Sold in black, then destroyed
In addition to this self-censorship, Kashmir has had to face the brunt of censorship and misrepresentation from the Indian establishments (including the media) as well. Already the Indian media has begun to celebrate the lit-fest as “another sign of normalcy” “another sign of easing of tension” and “an autumn of hope”. They make a desolation and call it peace. This bogey of normalcy and peace is again set to be used to discredit and discard the aspirations of millions of Kashmiris, their plight and their everyday struggle for self-determination. Thus, a vicious circle is sort to be established in which art and literature, which should represent the reality of the society, will be used to distort that very reality.

It might be another attempt at patchwork to prove to the world outside Kashmir the magnanimity of the Indian government which allows such festival to be organized in restive zones like Kashmir. Inside Kashmir, it will be another attempt akin to the elders of villages and towns being forced to rub out the signs of “Go India, go back” put by the protestors.
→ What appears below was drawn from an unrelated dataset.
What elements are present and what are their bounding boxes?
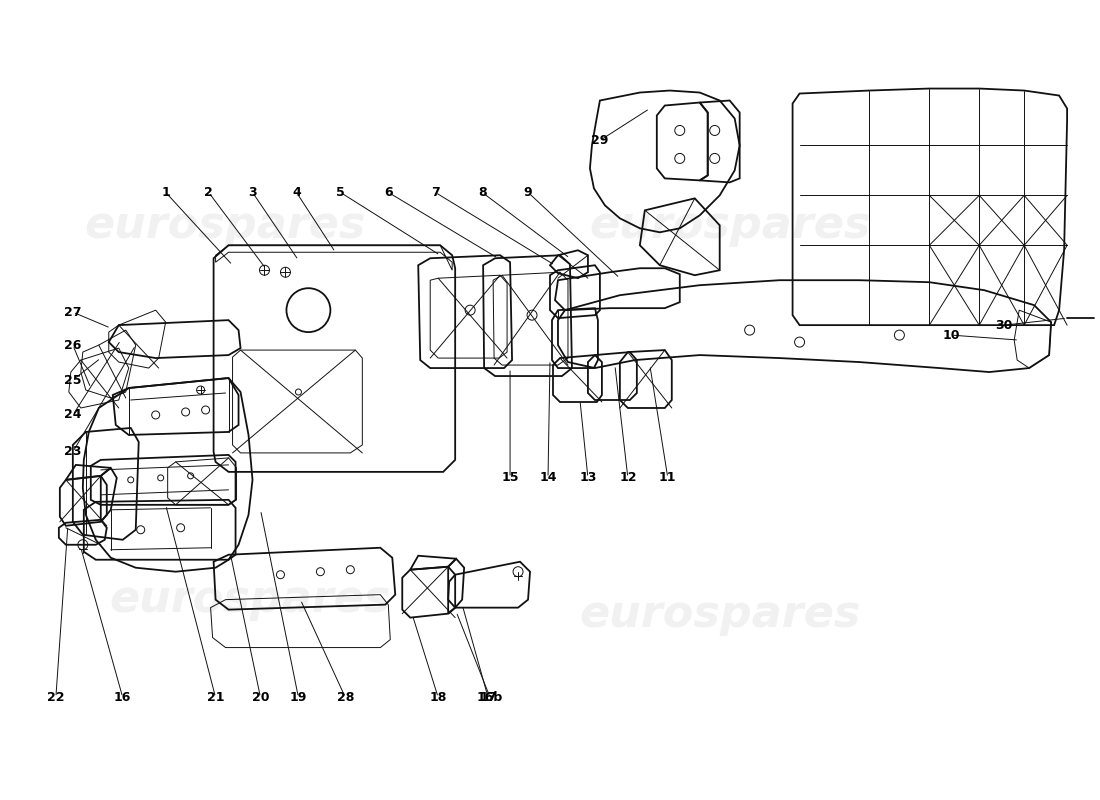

But the central question remains unsolved? How long will Kashmiris be producers of facts, narratives, emotions, ideas etc., mere data-banks, while outsiders come and analyse the data and draw the conclusions for the world as well as for the Kashmiris themselves. To be able to talk what we want to talk about, invite whom we want to invite and draw conclusions we want to draw, that will be the kind of event Kashmiris will celebrate as a literature festival.

Parsing a poet
If Agha Shahid Ali were alive, he would be welcome in the lit-fest on the wings of his lines: “Dark Krishna, don’t let your Radha die in the rain.” because they celebrate the ‘multicultural ethos of India’. The lines: “A Brigadier says, the boys of Kashmir break so easily, we make their bodies sing, on the rack, till no song is left to sing.” would create much embarrassment and throat-clearing before being sought to be explained by someone like Shashi Tharoor as the product of the flight of imagination of a poet, not really connected to facts. But the lines “When her husband was exiled from the Valley by the Moghul king Akbar, she (Habba Khatun) went among the people with her sorrow. Her grief, alive to this day, in her own roused the people into frenzied opposition to the Moghul rule. And since then Kashmir has never been free.”would be deemed inappropriate and an absolute no-no for the lit-fest because they are “political”.

Arif Ayaz Parrey is lawyer by profession and writer by choice .The ideas expressed are his own.